Un maire pointe, sous couvert d’anonymat, « le non-sens » que revêt selon lui l’ambition du chef de l’État. « Quel est lien entre ce qu’il s’est passé dans les banlieues et le système actuel d’attribution des logements sociaux ? Il n’y en a aucun, peste cet élu de gauche, en première ligne sur cette thématique. En quoi changer cela va résoudre le problème ? En fait, c’est un moment de crise sociale que le président de la République utilise pour que l’État se débarrasse totalement des politiques du logement. »

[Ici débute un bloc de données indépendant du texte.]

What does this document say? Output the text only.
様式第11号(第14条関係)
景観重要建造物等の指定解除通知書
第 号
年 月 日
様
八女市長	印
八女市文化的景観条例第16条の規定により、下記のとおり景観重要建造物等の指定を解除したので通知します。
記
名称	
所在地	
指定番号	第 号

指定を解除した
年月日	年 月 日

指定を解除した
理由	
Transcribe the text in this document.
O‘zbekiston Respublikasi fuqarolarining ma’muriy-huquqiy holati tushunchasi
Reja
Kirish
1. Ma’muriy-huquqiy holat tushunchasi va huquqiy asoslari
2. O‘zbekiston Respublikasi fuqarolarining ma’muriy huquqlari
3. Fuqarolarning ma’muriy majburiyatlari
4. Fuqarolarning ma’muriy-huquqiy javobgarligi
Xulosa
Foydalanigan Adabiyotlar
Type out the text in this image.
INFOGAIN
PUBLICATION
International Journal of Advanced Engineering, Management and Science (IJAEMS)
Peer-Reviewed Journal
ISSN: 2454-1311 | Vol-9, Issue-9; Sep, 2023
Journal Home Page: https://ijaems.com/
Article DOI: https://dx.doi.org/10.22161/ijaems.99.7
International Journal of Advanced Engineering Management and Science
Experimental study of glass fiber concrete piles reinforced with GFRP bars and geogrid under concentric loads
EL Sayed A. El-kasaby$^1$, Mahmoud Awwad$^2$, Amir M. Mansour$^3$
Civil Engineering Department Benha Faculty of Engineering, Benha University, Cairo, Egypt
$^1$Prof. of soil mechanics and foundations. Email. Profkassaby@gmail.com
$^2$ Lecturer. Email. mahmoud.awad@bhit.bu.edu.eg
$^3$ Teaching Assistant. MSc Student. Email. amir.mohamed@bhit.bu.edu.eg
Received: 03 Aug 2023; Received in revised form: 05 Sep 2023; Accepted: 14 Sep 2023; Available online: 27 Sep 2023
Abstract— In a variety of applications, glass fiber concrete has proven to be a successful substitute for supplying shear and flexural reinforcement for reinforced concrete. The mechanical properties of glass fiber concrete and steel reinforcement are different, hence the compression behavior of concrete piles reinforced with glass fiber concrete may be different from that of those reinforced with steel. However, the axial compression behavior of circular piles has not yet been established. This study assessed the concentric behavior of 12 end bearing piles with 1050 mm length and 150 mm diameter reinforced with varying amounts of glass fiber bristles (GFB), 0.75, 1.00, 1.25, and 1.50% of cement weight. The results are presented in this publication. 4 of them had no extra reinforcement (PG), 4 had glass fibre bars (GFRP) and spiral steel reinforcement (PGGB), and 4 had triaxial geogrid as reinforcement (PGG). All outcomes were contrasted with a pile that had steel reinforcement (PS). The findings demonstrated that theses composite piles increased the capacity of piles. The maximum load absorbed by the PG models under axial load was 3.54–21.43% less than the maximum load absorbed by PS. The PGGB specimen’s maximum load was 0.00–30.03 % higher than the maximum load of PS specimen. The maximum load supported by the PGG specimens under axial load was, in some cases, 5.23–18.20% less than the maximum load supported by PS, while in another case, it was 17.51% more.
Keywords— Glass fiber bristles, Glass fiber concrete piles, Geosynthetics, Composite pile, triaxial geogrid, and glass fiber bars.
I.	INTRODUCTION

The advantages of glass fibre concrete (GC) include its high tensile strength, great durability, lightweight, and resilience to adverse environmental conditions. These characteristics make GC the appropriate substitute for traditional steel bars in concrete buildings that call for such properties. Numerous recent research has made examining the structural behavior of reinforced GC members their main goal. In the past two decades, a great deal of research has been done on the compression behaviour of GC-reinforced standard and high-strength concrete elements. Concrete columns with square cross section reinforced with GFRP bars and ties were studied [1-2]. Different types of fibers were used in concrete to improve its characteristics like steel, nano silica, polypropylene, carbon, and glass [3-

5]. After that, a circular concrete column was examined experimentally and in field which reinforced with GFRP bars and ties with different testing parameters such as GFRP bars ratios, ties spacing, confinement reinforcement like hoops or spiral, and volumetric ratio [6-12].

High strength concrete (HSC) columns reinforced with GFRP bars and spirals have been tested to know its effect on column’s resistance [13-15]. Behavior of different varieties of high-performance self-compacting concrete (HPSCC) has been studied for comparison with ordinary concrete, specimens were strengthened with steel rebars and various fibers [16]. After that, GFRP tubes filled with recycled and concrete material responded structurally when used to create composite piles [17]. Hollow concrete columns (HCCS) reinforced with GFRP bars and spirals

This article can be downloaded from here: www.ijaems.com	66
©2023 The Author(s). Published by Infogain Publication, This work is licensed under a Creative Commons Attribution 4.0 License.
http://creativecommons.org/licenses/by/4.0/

À Gennevilliers (Hauts-de-Seine), le communiste Patrice Leclerc voit cela d’un œil presque blasé. « Emmanuel Macron nous renvoie la responsabilité de la pénurie mais il ne règle pas le problème, souligne l’édile. Dans la métropole du Grand Paris, l’attente moyenne pour un logement social est de 11 ans. Vous vous rendez compte ? Donc la question, ce n’est pas qui attribue mais qu’est-ce qu’on attribue. Il faut vite construire du logement pas cher et, pour ça, augmenter l’aide à la pierre. Tout le reste, c’est du pipeau. »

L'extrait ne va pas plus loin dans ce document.